Q. What is the oldest church building in Pocahontas County and where is it?
A. Hamlin Chapel, on Stony Creek.
Q. Name the municipalities in Pocahontas County.
A. Durbin, Marlinton and Hillsboro.
Historical Sketches of Pocahontas County – 1901
By William T. Price
Distinctive Natural Features
To smooth and pulverize the earth for planting, the place of the harrow was supplied by a crabapple tree or a blackthorn bush, pressed down by heavy pieces of wood fastened on by hickory withes or strips of leather bark, and some nice work was done by those extemporized harrows. The first harrows that superseded the crab and blackthorn, had wooden frames shaped like a big A, and the teeth being made of seasoned hickory or white oak.
The first scythes that were used to cut the meadows were handmade by the neighborhood blacksmith, and were hammered out instead of whetted to put them in cutting order. The sneathes were straight sticks, and in mowing the mowers were bent into horizontal, semilunar fardel shapes, as if they were looking for holes in the ground, or snakes in the grassy weeds.
For handling hay or grain, forks were made of bifurcated saplings of maple or dogwood, carefully peeled and well seasoned. The writer remembers with pleasure a dogwood fork presented to him by his father, and this fork compared with the hickory rod kept in pickle for lazy, absent-minded boys, was a thing of beauty and the joy of many a summer day in the meadows. It became smooth as ivory, and was the last of the wooden forks I have ever seen used, and the last shocks I built with it were in the meadow just above the Island, more than fifty years ago.
When the pioneers came to need more land than mere patches, they would chop three or four acres “smack smooth” and a log rolling was in order. By invitation the neighbors for miles would meet with their teams of horses or oxen, to assist in putting up log heaps for burning. This being done, a feast was enjoyed, and all returned homewards.
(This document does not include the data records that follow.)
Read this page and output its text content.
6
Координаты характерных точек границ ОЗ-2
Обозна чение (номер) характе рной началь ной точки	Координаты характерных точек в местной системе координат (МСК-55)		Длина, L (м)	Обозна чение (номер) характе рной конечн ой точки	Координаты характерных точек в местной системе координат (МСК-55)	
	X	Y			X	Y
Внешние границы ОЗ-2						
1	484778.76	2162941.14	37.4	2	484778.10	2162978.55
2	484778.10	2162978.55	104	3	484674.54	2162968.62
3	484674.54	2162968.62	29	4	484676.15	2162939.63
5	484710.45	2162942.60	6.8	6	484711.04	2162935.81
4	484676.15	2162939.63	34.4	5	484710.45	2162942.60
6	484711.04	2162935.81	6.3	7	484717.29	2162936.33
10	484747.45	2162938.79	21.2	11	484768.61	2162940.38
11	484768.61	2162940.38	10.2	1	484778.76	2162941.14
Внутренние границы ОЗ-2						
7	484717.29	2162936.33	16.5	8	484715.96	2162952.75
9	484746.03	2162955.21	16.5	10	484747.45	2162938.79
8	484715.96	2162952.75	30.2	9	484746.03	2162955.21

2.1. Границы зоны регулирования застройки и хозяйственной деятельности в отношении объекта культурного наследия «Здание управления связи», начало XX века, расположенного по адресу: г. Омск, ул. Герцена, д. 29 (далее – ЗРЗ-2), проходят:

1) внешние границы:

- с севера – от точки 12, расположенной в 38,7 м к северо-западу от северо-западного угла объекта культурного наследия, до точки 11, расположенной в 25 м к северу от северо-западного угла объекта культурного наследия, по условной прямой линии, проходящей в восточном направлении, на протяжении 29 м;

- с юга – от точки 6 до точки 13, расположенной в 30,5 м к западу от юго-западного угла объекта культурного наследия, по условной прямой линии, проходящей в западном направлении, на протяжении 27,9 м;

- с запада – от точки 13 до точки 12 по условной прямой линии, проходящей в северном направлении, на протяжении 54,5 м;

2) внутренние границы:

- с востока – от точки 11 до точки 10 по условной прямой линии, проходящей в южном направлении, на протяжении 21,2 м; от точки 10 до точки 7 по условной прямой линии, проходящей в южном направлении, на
The next thing was to burn the heaps. Outside the clearing a wide belt was raked inwardly to prevent the fire from “getting away.” The preferred time for using fire was usually some night when all would be still and calm. The first thing was to burn the clearing over, thus making way with smaller brush, undergrowth, and other “trash.” It was an impressive sight to witness as the smoke and flames of the burning heaps arose like pillars of fire by night, while the men, sweaty and sooty, passed among them keeping up the fires.
BIOGRAPHIC
EDWARD ERVINE
Among the citizens of prominence in the organization of the county was Edward Ervine, late of the Greenback District. His residence was at the head of Trimble’s Run. This homestead is now occupied by his son, Preston, and David Gregg, a son-in-law.
Mr. Ervine was born April 2, 1790, near Miller’s Iron Works, Augusta County, and lived there until manhood. He married Mary Curry, who was born June 20, 1794. Upon leaving Augusta County soon after his marriage, he settled on Back Creek, near the Brick House at the mouth of the Long Draft. They were parents of ten children, seven sons and three daughters…
Their son, B. F. Ervine, entered the Confederate service, was captured on the Upper Tract in 1861, and died a prisoner of war soon after…
Edward Ervine became a citizen of this region some time before the organization of the county, and was one of the first members of the County Court. Upon his removal from Back Creek he settled on lands bought of Bonaparte Trimble, who lived in Augusta county, not far from Buffalo Gap. The improvements at the time of his purchase consisted of a primitive cabin, an acre or so of cleared land, and he reared a large family there.
He held the office of magistrate for almost his lifetime, celebrated numerous marriages, presided at a great many trials and issued more warrants than can be readily enumerated. His disposition was jovial, and his humor seemed inspiring… For a long while he was a member of Liberty Church, and was a model specimen of the plain, straight-forward, Scotch-Irish Virginian. It appears from the Curry records in Augusta that Mr. Ervine was a lineal descendant of one of the three Curry brothers who came to the Valley of Virginia with the earliest emigrants…
The type of religion he inherited in Scotland and the north of Ireland tended to blend in personal character indomitable industry, wise provision, and satisfying comfort, and the ideal of his endeavors was to have a home of his own amid fields and meadows. Of such homes, an eloquent writer says: “The homes of our land are its havens of peace, its sanctuaries of strength and happiness. Hence come those principles of probity and integrity that are the safeguards of our nations.”